Three easy ways to make me feel old: express surprise at my failure to download one single song in my whole life; remind me that I have two teenage children (though the fact I need to be reminded that I have children is worrying); tell me that Turin Brakes have just released their 10th album. Ten albums? It seems like only two months ago, on the recommendation of my mate Tim, I was listening to ‘The Door’ in my first year at uni. The new album’s title, Spacehopper, indicates that I’m not the only one taking a trip back to the past. Perhaps it’s a sign of how difficult it is to be an optimist these days.
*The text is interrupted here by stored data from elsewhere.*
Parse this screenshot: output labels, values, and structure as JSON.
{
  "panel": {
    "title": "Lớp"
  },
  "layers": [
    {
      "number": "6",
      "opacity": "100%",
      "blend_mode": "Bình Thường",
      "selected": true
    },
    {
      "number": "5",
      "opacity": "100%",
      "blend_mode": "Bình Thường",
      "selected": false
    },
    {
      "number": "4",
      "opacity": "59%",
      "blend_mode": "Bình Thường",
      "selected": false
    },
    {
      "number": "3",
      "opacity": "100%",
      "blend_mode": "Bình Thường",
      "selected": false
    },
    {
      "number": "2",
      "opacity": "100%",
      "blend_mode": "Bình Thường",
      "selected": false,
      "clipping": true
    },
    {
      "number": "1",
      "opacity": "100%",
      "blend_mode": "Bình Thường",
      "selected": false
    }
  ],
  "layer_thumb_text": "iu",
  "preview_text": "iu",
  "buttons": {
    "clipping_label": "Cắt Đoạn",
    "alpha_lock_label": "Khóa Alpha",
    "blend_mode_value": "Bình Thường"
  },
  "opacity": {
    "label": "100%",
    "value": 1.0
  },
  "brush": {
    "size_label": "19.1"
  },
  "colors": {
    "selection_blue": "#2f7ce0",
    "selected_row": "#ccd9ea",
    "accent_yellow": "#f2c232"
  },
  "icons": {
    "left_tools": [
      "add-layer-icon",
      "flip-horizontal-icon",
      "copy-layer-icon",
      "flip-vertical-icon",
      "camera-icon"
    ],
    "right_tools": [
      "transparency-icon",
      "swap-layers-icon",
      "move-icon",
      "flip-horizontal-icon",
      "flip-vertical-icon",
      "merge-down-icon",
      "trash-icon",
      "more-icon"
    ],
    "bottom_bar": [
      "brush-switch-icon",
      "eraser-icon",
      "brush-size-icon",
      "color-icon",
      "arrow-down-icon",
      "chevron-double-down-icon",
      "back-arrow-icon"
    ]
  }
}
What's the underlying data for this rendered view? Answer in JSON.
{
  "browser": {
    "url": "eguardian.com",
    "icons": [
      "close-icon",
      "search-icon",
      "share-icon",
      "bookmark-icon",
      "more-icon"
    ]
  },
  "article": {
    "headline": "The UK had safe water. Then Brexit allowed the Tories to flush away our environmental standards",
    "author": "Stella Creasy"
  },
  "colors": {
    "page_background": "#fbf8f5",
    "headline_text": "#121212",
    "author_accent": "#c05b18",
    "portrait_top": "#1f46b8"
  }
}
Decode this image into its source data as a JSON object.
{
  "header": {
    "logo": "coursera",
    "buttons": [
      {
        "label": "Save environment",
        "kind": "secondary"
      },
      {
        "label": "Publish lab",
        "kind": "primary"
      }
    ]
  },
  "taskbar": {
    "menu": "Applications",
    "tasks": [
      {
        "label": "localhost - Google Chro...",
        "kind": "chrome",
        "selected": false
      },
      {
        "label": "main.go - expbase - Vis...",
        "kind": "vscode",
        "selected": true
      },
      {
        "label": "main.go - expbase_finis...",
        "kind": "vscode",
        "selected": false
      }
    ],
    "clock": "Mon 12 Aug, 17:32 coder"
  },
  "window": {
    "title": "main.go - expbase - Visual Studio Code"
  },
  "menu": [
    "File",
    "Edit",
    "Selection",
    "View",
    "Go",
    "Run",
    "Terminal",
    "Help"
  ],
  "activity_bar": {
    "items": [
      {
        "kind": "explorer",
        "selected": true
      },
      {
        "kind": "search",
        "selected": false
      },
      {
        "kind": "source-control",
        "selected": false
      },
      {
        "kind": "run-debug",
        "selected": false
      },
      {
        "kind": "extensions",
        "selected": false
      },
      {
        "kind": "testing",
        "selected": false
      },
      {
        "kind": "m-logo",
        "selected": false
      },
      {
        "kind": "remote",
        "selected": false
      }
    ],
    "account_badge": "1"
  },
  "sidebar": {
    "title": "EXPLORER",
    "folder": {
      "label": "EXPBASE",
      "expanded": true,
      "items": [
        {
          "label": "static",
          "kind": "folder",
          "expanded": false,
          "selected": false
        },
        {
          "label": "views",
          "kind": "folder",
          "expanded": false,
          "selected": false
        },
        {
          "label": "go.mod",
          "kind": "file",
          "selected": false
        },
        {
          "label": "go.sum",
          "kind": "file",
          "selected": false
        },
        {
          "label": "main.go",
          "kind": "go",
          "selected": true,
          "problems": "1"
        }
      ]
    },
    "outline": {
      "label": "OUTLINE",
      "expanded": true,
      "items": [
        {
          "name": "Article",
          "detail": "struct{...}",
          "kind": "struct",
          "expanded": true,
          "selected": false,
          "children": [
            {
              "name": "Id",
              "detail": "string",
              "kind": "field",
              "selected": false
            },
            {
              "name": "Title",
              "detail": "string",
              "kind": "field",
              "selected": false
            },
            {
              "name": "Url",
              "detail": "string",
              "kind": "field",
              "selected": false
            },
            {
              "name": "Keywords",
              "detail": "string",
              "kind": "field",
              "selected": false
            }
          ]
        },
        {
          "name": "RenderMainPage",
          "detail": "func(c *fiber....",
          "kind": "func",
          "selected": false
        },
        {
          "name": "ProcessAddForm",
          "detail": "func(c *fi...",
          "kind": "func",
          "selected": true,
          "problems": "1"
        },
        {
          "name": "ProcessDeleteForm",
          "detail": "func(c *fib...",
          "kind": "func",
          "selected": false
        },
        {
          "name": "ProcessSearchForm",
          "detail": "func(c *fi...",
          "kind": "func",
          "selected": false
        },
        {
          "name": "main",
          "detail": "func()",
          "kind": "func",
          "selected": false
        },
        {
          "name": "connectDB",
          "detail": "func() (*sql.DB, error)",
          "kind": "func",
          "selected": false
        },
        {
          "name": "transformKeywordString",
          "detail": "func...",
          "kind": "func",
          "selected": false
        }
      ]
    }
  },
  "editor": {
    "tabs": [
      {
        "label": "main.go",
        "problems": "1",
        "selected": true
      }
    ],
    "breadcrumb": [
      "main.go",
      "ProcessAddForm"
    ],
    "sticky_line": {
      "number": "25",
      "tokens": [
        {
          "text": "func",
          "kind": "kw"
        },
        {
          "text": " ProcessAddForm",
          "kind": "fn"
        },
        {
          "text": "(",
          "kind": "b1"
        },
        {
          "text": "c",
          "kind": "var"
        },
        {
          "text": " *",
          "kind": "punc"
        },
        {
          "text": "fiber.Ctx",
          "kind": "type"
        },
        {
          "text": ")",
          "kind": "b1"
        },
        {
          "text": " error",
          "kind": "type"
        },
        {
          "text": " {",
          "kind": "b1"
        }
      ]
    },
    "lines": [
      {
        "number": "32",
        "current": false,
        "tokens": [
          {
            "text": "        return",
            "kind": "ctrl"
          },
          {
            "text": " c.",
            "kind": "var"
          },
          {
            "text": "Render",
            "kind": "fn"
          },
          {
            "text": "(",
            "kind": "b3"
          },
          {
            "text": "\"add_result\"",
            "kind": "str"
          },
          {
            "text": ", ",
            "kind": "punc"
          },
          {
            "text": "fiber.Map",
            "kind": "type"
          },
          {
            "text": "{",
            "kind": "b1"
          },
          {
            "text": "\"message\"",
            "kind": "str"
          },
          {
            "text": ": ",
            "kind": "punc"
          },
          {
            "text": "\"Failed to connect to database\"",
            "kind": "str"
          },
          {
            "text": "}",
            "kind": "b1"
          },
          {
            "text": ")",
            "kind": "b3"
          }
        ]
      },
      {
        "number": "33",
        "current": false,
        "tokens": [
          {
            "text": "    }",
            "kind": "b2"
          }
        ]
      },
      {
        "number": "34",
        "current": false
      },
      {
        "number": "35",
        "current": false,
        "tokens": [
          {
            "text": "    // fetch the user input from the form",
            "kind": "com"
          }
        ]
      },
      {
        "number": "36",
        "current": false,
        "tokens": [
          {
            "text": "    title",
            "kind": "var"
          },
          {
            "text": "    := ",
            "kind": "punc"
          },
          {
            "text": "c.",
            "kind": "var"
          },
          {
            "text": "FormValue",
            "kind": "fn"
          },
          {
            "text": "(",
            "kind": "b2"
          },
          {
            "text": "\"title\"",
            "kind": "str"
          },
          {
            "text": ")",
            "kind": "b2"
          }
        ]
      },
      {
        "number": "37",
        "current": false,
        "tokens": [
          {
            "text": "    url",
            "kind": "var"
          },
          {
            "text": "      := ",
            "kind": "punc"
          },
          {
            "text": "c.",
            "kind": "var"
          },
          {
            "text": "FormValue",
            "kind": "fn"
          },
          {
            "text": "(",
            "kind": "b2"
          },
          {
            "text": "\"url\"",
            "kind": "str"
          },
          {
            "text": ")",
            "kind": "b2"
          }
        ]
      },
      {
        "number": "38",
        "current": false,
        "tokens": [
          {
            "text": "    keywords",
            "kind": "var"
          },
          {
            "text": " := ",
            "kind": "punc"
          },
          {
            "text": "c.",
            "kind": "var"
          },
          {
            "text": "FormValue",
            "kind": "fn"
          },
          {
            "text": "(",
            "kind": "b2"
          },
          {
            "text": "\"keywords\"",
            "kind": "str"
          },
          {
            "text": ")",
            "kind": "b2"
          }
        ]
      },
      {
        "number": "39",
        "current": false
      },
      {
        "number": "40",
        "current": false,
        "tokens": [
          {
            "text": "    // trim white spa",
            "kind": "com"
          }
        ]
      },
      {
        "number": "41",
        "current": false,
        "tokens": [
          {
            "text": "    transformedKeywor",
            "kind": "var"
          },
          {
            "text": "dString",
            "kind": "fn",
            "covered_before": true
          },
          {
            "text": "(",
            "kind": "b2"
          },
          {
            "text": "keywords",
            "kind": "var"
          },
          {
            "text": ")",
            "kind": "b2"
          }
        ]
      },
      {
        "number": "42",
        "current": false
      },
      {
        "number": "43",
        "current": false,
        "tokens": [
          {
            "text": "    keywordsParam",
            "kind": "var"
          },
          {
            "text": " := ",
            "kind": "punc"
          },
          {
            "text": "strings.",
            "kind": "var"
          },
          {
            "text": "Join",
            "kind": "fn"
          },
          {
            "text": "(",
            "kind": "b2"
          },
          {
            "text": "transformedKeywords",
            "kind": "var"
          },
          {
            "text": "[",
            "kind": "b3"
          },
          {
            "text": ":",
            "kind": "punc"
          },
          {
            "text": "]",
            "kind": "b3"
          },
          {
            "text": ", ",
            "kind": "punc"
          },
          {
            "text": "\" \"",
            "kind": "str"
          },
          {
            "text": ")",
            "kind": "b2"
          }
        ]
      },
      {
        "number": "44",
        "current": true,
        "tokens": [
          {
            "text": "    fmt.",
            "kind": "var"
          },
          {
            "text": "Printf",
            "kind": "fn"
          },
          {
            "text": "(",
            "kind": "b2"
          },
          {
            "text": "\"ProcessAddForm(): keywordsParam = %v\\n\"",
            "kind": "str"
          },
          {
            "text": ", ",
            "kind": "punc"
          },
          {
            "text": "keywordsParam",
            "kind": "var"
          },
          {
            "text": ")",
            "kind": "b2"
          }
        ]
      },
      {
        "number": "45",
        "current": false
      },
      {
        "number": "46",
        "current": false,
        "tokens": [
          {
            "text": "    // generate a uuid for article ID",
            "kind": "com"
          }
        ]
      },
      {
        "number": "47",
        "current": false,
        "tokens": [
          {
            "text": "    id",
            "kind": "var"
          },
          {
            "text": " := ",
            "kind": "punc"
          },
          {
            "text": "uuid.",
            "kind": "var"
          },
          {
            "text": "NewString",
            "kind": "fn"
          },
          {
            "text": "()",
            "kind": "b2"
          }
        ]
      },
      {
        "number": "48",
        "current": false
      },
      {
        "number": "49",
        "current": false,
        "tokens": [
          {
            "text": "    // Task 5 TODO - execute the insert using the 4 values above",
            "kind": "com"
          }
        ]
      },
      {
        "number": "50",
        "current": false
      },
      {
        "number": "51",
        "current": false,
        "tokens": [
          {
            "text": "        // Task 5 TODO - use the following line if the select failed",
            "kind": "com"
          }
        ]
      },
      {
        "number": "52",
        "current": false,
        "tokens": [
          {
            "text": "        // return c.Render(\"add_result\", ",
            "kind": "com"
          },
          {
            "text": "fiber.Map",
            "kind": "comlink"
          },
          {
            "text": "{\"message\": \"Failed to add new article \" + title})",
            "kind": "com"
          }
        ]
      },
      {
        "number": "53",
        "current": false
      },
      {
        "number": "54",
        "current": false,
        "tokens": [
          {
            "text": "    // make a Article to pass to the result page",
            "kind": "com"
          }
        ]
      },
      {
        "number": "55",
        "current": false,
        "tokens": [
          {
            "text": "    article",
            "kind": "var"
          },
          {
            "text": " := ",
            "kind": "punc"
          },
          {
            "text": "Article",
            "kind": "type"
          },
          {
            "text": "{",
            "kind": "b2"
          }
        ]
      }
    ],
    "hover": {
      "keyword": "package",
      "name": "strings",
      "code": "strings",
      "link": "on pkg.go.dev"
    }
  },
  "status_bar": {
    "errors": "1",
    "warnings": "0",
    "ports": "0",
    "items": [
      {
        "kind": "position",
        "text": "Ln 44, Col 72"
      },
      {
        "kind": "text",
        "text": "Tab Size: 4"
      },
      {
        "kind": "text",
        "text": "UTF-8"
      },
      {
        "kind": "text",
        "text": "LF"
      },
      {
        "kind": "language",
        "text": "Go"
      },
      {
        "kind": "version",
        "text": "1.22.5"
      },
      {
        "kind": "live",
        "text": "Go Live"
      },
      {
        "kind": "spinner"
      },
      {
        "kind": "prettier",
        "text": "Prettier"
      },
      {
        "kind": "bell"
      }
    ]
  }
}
Perhaps, as Mark Fisher once wrote, “the physical landscapes of advanced capitalism are now littered with stalled and abandoned futures.”
But that’s all a bit heavy, so let’s clamber onto our spacehoppers, switch on our Discmans, and listen to the new Turin Brakes album while marvelling at our own ability to multi-task. First track and first single ‘The Message’ is a DeLorean time machine, with its ascending melody and double-tracked vocals, plinky, shimmering backdrop on the bridge, and lyrics like “Flying on a bike / 17 years old / Fascinating static on the FM radio / Tuning into something big / Pulling up an aerial.” It takes us back to a time when ‘google’ was a five-year-old’s mis-spelling of a singular close-fitting eye protector to be worn when swimming. Back to a time when we groaned at our dad’s jokes. Second track ‘Pays to be Paranoid’ lurches us back into the present. The line “We’re Facebook friends / But we never seem to be around” might even be a bit too on the nose. Title track ‘Spacehopper’ is a breezy head bopper with judicious flourishes of violin.
‘Almost’ is a song for ‘all the bands that didn’t quite make it’. “We could have been contenders…A waterfall of nearlies,” Olly Knights sings on their behalf. A welcome consolation to be filed next to George Bernard Shaw’s maxim: “Those who can, do; those who can’t, write music reviews.” The verses on ‘Lullaby’ are shuffling and dark à la Folk Implosion and the chorus has a faint echo of ‘Pain Killer (Summer Rain)’ from the Brakes’ second album Ether Song. ‘Today’ appears to have been a dare to see how many parts of Beck’s Sea Change can be incorporated into one song. The melody is certainly extremely similar to ‘Guess I’m Doing Fine’, though this is all fine, I guess – inspiration is a form of nostalgia. The “oh ohs” and “we can be diamonds” on ‘Horizon’ are the anthemic old Coldplay that we all know and pretend to hate. Said song also needs to be repeated in order to savour Gale Paridjanian’s solo.
‘Old Habits’ cleverly weaves in almost the entire opening melody from ‘Feeling Oblivion’ from the band’s debut. Just after the introduction of a theremin, ‘Silence and Sirens’ becomes a chugging, chiming, expansive aural vista that is the stock and trade of Doves. In Olly’s words, ‘Lazy Bones’ is “about extraterrestrials discovering the old bones of humanity.” It’s a great concept that could have been developed beyond a two-minute strum. As if to make up for the brevity of the preceding track, ‘What’s Underneath’ is six and a half minutes long, and could be described as chilled out Ocean Colour Scene.

Back in 2001, Turin Brakes were bracketed in the so-called ‘Quiet Is The New Loud Acoustic Movement’, and deservedly so – two blokes + acoustic guitars = the English Kings of Convenience. In 2025, Turin Brakes are a four-piece, and with that fact comes an increase in volume and more ideas. Maybe album #11 will look forwards instead of backwards? It’s what Mark Fisher would have wanted.